Others, however, questioned whether Graham’s criticisms of the president’s foreign policy would resonate, given Bush’s stated resolve to fight terrorism.
“If there’s one thing Americans are willing to credit President Bush with, it’s that he’s willing to confront our enemies and destroy them,” said Will Marshall, president of the Progressive Policy Institute, who serves as a foreign policy adviser to another Democratic contender, Senator John Kerry of Massachusetts.
“Senator Graham has an uphill fight… in asserting that the Iraq war in some way put the fight against terrorism on the back burner,” Marshall said. “We captured a number of high-ranking Al Qaeda figures during the war. If anything, the war shed more light on the incestuous relations of various Middle Eastern terror groups.”
As far as Graham’s attempt to train attention on the Syrian-backed terrorists as a threat to the United States, Marshall said, “As most Americans can’t identify the Democratic candidates, they know even less about Hezbollah. It’s a tough sell…. What he needs is some confirmation or agreement from members of the intelligence committee. He’s flying solo on some of these claims.”

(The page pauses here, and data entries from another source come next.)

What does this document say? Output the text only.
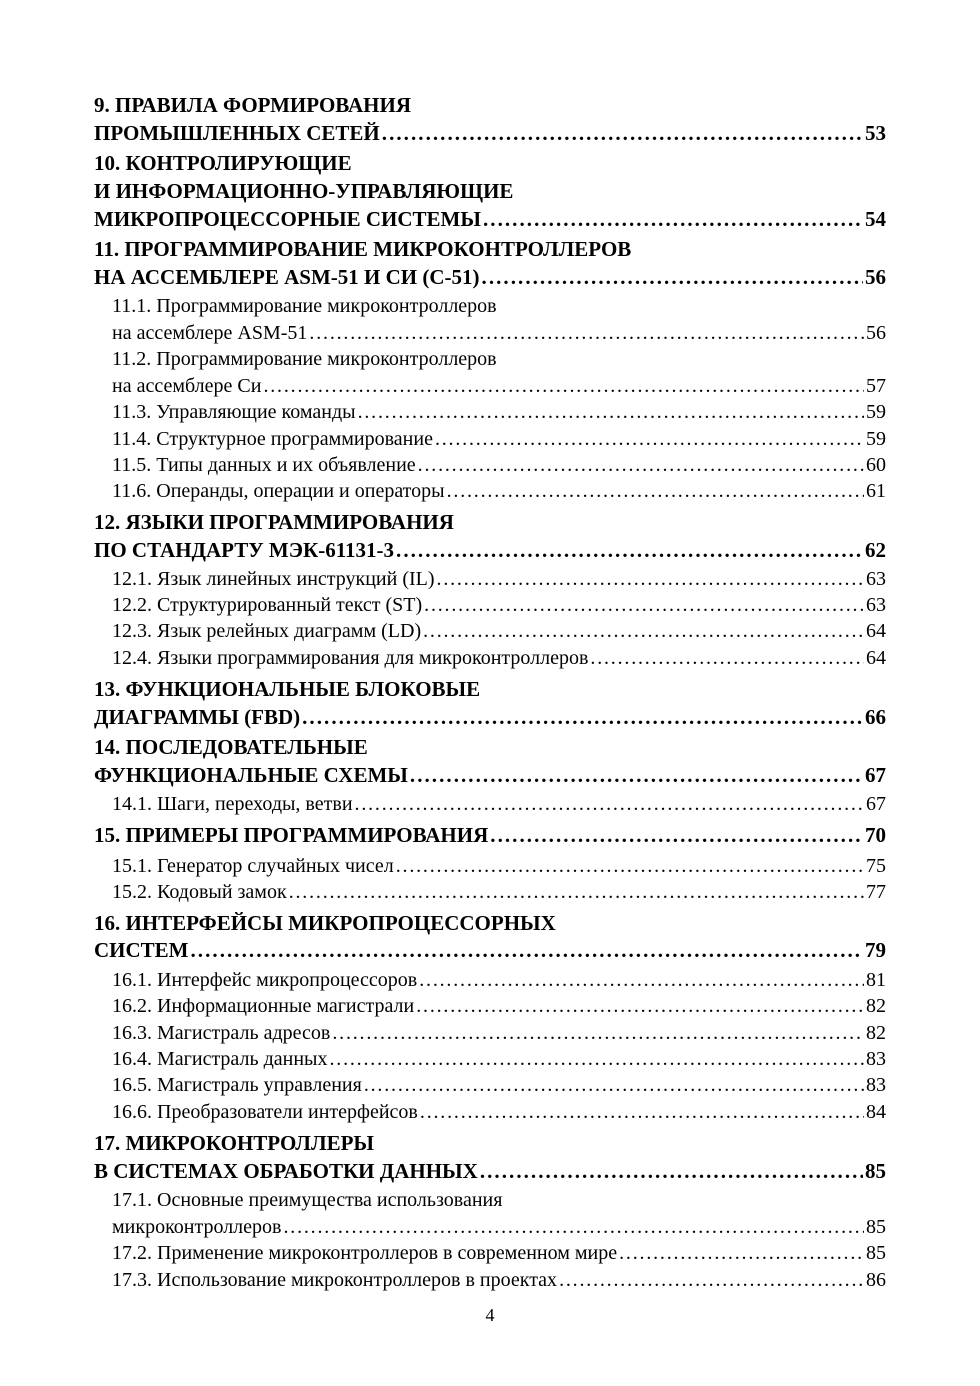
9. ПРАВИЛА ФОРМИРОВАНИЯ
ПРОМЫШЛЕННЫХ СЕТЕЙ . . .	53
10. КОНТРОЛИРУЮЩИЕ
И ИНФОРМАЦИОННО-УПРАВЛЯЮЩИЕ
МИКРОПРОЦЕССОРНЫЕ СИСТЕМЫ . . .	54
11. ПРОГРАММИРОВАНИЕ МИКРОКОНТРОЛЛЕРОВ
НА АССЕМБЛЕРЕ ASM-51 И СИ (С-51) . . .	56
11.1. Программирование микроконтроллеров
на ассемблере ASM-51 . . .	56
11.2. Программирование микроконтроллеров
на ассемблере Си . . .	57
11.3. Управляющие команды . . .	59
11.4. Структурное программирование . . .	59
11.5. Типы данных и их объявление . . .	60
11.6. Операнды, операции и операторы . . .	61
12. ЯЗЫКИ ПРОГРАММИРОВАНИЯ
ПО СТАНДАРТУ МЭК-61131-3 . . .	62
12.1. Язык линейных инструкций (IL) . . .	63
12.2. Структурированный текст (ST) . . .	63
12.3. Язык релейных диаграмм (LD) . . .	64
12.4. Языки программирования для микроконтроллеров . . .	64
13. ФУНКЦИОНАЛЬНЫЕ БЛОКОВЫЕ
ДИАГРАММЫ (FBD) . . .	66
14. ПОСЛЕДОВАТЕЛЬНЫЕ
ФУНКЦИОНАЛЬНЫЕ СХЕМЫ . . .	67
14.1. Шаги, переходы, ветви . . .	67
15. ПРИМЕРЫ ПРОГРАММИРОВАНИЯ . . .	70
15.1. Генератор случайных чисел . . .	75
15.2. Кодовый замок . . .	77
16. ИНТЕРФЕЙСЫ МИКРОПРОЦЕССОРНЫХ
СИСТЕМ . . .	79
16.1. Интерфейс микропроцессоров . . .	81
16.2. Информационные магистрали . . .	82
16.3. Магистраль адресов . . .	82
16.4. Магистраль данных . . .	83
16.5. Магистраль управления . . .	83
16.6. Преобразователи интерфейсов . . .	84
17. МИКРОКОНТРОЛЛЕРЫ
В СИСТЕМАХ ОБРАБОТКИ ДАННЫХ . . .	85
17.1. Основные преимущества использования
микроконтроллеров . . .	85
17.2. Применение микроконтроллеров в современном мире . . .	85
17.3. Использование микроконтроллеров в проектах . . .	86
4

The other Democratic hopefuls have ventured different critiques of Bush’s foreign policy in recent days. Connecticut Senator Joseph Lieberman has faulted what he has described as administration missteps in trying to set up a civil authority and revive the oil industry in Iraq. Missouri Rep. Richard Gephardt, North Carolina Senator John Edwards and former Vermont governor Howard Dean have criticized the administration for stinting on providing states with homeland security funds. Kerry has assailed Bush’s diplomacy for failing to win international cooperation for American efforts.
At the Sanz-Laniado dinner, however, Graham’s speech was well-received. According to Rabbi Yitzchok Feldman, executive vice president of American Friends of Sanz-Laniado, attendees had questions about Graham’s vote against the war, but his tough talk dispelled most doubts. “People were very impressed by his being a super-mensch,” Feldman said of the senator, who had mingled with guests in a pre-dinner cocktail hour. “If, God forbid, the economy goes down, the president could fall,” Feldman said. “If that happens, Bob Graham has as good a chance as anyone else.”